O homem investigado pela Polícia Civil de São Paulo por estupro de vulnerável nas dependências do clube Palmeiras, em Perdizes, zona Oeste da capital paulista, teria oferecido pipoca para atrair a vítima, uma menina de 4 anos, até o banheiro masculino.
O crime foi registrado nesta quarta-feira (10). De acordo com a mãe da menina, após um breve sumiço dentro do clube, ela reencontrou a criança saindo da direção do banheiro masculino. Quando questionada, a menina teria dito: “é segredo, é segredo”, além de afirmar que um homem, a quem chamou de “vovô”, a ofereceu pipoca e chamou para o banheiro.
Ao chegar em casa e dar banho na filha, a mulher notou uma secreção na região íntima da criança.

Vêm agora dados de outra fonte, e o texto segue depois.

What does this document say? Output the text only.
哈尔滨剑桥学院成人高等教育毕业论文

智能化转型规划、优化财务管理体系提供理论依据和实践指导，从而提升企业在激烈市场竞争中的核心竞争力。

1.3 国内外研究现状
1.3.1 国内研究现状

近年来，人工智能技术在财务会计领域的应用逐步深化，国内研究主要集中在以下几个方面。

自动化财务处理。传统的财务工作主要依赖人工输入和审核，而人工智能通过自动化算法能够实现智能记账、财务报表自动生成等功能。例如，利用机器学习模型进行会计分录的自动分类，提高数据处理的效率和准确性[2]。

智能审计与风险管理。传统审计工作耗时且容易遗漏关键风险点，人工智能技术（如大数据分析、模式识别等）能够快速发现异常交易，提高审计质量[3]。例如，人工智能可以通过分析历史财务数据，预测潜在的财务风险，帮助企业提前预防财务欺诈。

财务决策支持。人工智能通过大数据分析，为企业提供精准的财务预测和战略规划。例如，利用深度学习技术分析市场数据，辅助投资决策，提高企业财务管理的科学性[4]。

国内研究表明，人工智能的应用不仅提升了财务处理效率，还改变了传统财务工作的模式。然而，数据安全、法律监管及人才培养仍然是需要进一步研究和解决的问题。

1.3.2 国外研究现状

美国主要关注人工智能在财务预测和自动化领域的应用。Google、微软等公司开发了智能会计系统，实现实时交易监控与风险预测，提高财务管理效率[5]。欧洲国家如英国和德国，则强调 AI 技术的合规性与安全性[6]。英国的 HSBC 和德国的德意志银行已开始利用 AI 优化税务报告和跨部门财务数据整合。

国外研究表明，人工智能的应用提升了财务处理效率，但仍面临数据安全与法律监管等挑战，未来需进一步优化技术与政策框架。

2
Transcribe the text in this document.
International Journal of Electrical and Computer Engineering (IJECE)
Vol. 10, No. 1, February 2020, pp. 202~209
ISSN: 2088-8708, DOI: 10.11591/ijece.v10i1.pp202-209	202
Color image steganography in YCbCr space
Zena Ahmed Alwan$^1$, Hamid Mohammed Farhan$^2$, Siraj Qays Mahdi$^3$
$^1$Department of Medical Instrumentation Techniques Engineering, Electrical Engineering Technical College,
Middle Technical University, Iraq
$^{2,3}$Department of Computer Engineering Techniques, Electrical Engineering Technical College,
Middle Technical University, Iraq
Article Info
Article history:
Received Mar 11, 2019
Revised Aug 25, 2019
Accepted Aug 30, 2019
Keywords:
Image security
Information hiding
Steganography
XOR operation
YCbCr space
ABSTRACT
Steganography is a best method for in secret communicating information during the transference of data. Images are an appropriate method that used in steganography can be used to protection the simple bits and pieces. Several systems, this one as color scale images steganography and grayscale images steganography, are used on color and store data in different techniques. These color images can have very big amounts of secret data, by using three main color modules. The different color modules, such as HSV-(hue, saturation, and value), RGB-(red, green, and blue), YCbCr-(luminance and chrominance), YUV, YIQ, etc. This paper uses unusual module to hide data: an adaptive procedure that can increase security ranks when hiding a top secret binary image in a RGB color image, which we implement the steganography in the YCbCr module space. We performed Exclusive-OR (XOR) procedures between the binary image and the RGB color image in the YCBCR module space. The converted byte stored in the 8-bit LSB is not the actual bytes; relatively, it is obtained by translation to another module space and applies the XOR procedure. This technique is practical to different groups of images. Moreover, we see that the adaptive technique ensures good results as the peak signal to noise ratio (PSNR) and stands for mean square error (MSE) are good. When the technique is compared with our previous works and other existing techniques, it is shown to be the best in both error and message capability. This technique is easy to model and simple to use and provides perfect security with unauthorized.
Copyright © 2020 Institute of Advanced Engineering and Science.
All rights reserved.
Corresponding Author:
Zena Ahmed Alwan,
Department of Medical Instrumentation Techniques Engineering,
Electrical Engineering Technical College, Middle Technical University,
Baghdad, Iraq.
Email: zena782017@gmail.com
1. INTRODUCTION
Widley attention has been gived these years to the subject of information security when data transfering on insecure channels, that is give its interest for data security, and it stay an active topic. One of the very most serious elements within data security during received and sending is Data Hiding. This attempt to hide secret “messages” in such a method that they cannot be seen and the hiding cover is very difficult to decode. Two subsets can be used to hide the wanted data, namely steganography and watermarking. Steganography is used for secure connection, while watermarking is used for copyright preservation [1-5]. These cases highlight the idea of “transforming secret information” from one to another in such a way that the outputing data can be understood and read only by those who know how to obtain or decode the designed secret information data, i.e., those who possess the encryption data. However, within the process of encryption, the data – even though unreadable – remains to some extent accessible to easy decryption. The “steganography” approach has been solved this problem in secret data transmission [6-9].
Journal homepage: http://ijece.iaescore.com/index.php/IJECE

Ao perguntar o que havia acontecido, a criança teria respondido que o “vovô” tocou suas partes íntimas.
O homem suspeito seria o avô de um amigo de escola do irmão da vítima, com quem a menina não tem contato próximo, mas frequenta locais em comum.
Após descobrir o crime, a mãe relatou o caso à polícia e levou a filha ao departamento médico do Clube, onde ela recebeu atendimento.
Um exame físico foi realizado, apontando presença de secreção próxima a uretra e na região íntima.
O caso foi registrado na 4ª DDM (Norte) e a Polícia Militar foi acionada pela mãe. Um exame do IML (Instituto Médico-Legal) também foi solicitado. A investigação apurar o caso é conduzida pela 3ª DDM (Oeste).
Em nota, o Palmeiras afirma que a menina recebeu atendimento médico e que o clube designou um de seus advogados para que a acompanhasse até a delegacia.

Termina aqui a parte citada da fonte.